Better battery visualization
Windows 11 does a better job than its predecessor of helping you visualize your battery usage data. Go Settings > System > Power & batterythen open Battery usage navigation. Here you’ll find a graph showing how much power you’ve used over the past few days or hours. The list of apps below shows the power usage of each app. If you see a program that might be using too much power, you can turn off background usage and put it to sleep, just like iPhones and Android devices allow you to do that.

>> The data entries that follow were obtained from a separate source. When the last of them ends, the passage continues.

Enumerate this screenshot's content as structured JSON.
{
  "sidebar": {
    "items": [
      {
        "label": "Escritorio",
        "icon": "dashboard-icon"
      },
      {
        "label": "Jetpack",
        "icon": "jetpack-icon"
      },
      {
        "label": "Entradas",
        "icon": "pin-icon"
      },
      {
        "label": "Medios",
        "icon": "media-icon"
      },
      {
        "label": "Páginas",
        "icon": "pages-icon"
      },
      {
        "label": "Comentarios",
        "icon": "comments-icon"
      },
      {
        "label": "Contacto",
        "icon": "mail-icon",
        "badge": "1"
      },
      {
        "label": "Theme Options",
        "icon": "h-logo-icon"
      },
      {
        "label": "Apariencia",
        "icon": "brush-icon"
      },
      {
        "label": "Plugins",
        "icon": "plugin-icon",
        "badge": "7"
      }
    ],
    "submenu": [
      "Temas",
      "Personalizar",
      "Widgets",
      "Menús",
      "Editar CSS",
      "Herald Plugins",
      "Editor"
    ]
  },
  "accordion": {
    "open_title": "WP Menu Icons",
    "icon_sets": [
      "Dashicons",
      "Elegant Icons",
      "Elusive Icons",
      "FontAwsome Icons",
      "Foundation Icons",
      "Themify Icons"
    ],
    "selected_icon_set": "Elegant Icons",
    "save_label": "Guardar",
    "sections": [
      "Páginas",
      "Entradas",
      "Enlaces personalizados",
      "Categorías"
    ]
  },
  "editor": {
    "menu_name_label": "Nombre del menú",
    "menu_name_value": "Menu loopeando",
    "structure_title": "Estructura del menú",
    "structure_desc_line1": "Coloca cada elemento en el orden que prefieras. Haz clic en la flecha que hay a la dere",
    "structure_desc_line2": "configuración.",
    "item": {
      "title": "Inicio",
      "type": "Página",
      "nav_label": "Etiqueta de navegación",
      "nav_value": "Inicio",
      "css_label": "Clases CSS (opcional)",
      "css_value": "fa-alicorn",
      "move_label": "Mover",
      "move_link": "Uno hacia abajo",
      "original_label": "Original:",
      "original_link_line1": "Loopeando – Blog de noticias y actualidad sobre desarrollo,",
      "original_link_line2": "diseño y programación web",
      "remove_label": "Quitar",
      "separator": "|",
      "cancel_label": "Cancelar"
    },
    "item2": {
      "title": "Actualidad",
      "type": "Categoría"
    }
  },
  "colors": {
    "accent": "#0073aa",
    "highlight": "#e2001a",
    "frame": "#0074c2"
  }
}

Get used to the new touch gestures
If you’re using a touchscreen convertible tablet or tablet, such as the stunning new Surface Pro 8, you must be familiar with a whole new range of touch gestures, many of which are related. to the use of multiple fingers. Swiping in from the left side will no longer open the task switching mode, but instead a Widgets panel of news and information. To bring up the Actions View, you now have to swipe up on the screen (anywhere) with four fingers. Swiping in from the right still luckily opens notifications. Swiping down from the top no longer closes the app, but you can swipe down in the app window with three fingers to minimize the app and bring up the screen. A three-finger swipe up opens all running windows.
Run Android apps (in Beta)
If you’re a Windows Insider, you get early access to Android apps in the Microsoft Store. It’s currently limited to 50 Amazon Appstore apps, but more are on the way. Here’s how to download Windows Subsystem for Android, install the Appstore, and play with Android apps on your Windows 11 PC.
Michael Manymore contributed to this story.